The purchaser represents and warrants to Seller that it owns or has a valid license and right to use and reproduce any trademarks, service marks, logos, and copyrighted material that are incorporated into the product(s) at Seller’s direction or request, and that the incorporation of any such trademarks, service marks, logos, and copyrighted material does not infringe upon the Intellectual Property Rights of any other entity or person.

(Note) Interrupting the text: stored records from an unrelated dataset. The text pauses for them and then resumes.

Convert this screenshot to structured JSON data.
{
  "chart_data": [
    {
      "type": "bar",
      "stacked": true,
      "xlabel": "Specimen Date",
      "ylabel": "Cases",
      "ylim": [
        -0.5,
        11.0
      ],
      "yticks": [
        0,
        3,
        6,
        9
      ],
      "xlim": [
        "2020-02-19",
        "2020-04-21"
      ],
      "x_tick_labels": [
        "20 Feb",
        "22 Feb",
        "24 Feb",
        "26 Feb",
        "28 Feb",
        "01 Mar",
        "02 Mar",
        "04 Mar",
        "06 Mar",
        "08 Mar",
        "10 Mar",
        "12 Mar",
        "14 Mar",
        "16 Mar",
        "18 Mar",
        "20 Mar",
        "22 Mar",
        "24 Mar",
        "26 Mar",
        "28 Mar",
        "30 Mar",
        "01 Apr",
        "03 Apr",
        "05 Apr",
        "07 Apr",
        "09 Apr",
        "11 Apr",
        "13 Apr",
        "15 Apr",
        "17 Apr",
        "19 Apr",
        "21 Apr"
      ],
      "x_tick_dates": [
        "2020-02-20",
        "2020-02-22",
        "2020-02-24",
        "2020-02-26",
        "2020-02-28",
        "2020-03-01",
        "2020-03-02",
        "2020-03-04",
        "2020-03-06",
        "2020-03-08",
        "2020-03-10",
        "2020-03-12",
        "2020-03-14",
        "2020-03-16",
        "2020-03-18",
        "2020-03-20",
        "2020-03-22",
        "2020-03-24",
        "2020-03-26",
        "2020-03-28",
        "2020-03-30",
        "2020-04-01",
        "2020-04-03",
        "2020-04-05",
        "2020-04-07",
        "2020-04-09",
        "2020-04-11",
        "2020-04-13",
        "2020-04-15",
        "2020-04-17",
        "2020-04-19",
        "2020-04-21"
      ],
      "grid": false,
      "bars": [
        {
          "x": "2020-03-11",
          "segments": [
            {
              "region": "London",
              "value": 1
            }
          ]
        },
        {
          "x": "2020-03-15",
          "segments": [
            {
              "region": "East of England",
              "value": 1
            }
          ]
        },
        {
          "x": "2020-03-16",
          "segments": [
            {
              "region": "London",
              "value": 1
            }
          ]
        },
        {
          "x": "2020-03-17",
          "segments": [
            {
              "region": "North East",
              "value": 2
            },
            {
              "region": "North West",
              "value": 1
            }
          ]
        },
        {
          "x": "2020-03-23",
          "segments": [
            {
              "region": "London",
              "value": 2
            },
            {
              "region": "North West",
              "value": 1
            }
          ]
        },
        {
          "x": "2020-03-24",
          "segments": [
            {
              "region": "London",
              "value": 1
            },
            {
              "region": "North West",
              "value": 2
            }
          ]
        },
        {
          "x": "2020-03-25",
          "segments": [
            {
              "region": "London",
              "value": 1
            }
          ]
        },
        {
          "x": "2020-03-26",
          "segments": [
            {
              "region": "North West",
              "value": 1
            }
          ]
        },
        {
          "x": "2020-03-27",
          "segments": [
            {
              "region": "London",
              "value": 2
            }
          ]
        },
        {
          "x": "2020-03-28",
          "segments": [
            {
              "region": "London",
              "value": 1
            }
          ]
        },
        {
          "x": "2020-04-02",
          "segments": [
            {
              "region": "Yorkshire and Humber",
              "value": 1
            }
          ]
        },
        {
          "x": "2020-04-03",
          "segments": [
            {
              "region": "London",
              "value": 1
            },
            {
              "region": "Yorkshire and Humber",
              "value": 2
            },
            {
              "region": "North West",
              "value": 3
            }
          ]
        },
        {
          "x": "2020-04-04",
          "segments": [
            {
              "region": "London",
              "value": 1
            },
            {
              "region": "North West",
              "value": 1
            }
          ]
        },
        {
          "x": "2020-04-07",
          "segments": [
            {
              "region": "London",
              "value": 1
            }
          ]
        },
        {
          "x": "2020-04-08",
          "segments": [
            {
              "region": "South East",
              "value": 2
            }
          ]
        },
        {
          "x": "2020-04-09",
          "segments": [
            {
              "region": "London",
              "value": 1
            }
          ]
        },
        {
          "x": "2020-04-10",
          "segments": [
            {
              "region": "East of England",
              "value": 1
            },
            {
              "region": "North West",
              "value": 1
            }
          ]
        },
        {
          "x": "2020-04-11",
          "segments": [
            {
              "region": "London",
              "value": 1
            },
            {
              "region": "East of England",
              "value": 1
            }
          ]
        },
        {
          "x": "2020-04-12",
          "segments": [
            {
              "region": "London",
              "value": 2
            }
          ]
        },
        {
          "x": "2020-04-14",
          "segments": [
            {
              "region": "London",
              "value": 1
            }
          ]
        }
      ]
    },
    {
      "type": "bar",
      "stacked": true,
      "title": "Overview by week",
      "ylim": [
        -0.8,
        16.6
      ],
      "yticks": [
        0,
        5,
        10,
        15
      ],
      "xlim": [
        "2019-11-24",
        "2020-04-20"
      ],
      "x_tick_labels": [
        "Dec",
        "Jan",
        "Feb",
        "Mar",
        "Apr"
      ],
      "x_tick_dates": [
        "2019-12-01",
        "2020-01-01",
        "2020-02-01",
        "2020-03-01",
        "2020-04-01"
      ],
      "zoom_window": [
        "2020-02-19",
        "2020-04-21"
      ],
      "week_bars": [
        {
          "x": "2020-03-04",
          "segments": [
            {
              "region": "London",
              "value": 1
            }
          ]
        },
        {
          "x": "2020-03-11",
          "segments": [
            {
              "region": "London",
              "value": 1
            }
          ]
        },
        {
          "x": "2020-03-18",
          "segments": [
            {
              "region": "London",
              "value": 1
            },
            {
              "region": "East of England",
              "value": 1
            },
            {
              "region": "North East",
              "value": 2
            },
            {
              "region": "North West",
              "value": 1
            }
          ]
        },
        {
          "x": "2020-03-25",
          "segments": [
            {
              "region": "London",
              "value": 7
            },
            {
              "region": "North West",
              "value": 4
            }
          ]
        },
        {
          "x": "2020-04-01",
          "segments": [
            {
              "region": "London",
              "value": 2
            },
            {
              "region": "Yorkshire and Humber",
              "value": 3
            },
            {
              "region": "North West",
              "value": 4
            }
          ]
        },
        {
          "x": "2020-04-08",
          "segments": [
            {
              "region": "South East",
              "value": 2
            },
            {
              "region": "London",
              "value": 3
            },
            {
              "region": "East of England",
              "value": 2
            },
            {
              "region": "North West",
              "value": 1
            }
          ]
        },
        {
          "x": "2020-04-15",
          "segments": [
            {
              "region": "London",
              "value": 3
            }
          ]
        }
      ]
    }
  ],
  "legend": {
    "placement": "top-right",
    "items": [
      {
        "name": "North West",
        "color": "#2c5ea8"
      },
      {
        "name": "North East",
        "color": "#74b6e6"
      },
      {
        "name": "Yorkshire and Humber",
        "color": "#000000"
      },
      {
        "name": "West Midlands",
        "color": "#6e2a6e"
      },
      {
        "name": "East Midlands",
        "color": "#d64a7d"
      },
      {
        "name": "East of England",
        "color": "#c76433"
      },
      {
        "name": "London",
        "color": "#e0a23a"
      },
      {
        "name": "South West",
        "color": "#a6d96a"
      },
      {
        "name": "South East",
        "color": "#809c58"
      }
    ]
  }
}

16. INDEPENDENT CONTRACTORS 

Nothing contained herein shall be construed as creating a joint venture, partnership, or employment relationship between the Parties; the Parties shall always be independent contractors with one another.

17. MISCELLANEOUS 

We reserve the right to refuse service to anyone. No failure of Seller to exercise or enforce any of its rights hereunder shall act as a waiver of subsequent breaches by Purchaser, and the waiver of any breach shall not act as a waiver of subsequent breaches. Seller’s acceptance of payment with knowledge of a default by Purchaser shall not constitute a waiver of any breach. The invalidity of any term or provision of these Terms and Conditions of Sale shall not affect the validity of any other provision. These Terms and Conditions of Sale, together with all applicable invoices and purchaser orders, constitute the entire understanding relating to the subject matter hereof and prevails over any prior or contemporaneous, conflicting, or additional communications; provided, however, that to the extent any provision of these Terms and Conditions of Sale conflicts with any term outlined in an applicable invoice or purchase order, the terms outlined in the applicable invoice or purchase order shall control. These Terms and Conditions of Sale can only be modified by a written amendment signed by the Party against whom enforcement of such modification is sought. No modification of these Terms and Conditions of Sale shall be valid unless it is in writing and signed by all Parties. These Terms and Conditions of Sale shall be interpreted and enforced according to the laws of the State of Oregon. Should any action be filed to enforce or interpret any provision hereof, it is agreed that the venue of such action shall lie exclusively in any court in Lane County, Oregon, having jurisdiction of the subject matter and that the parties are subject to personal jurisdiction in Lane County, Oregon. Purchaser agrees to pay any costs of collection incurred by Seller, including reasonable attorney fees, regardless of whether an action is filed. In any proceeding to enforce or interpret this Agreement, the prevailing Party shall be entitled to recover from the losing Party reasonable attorney fees, costs, and expenses incurred by the prevailing Party before and at any trial, arbitration, bankruptcy, or other proceeding, and in any appeal or review.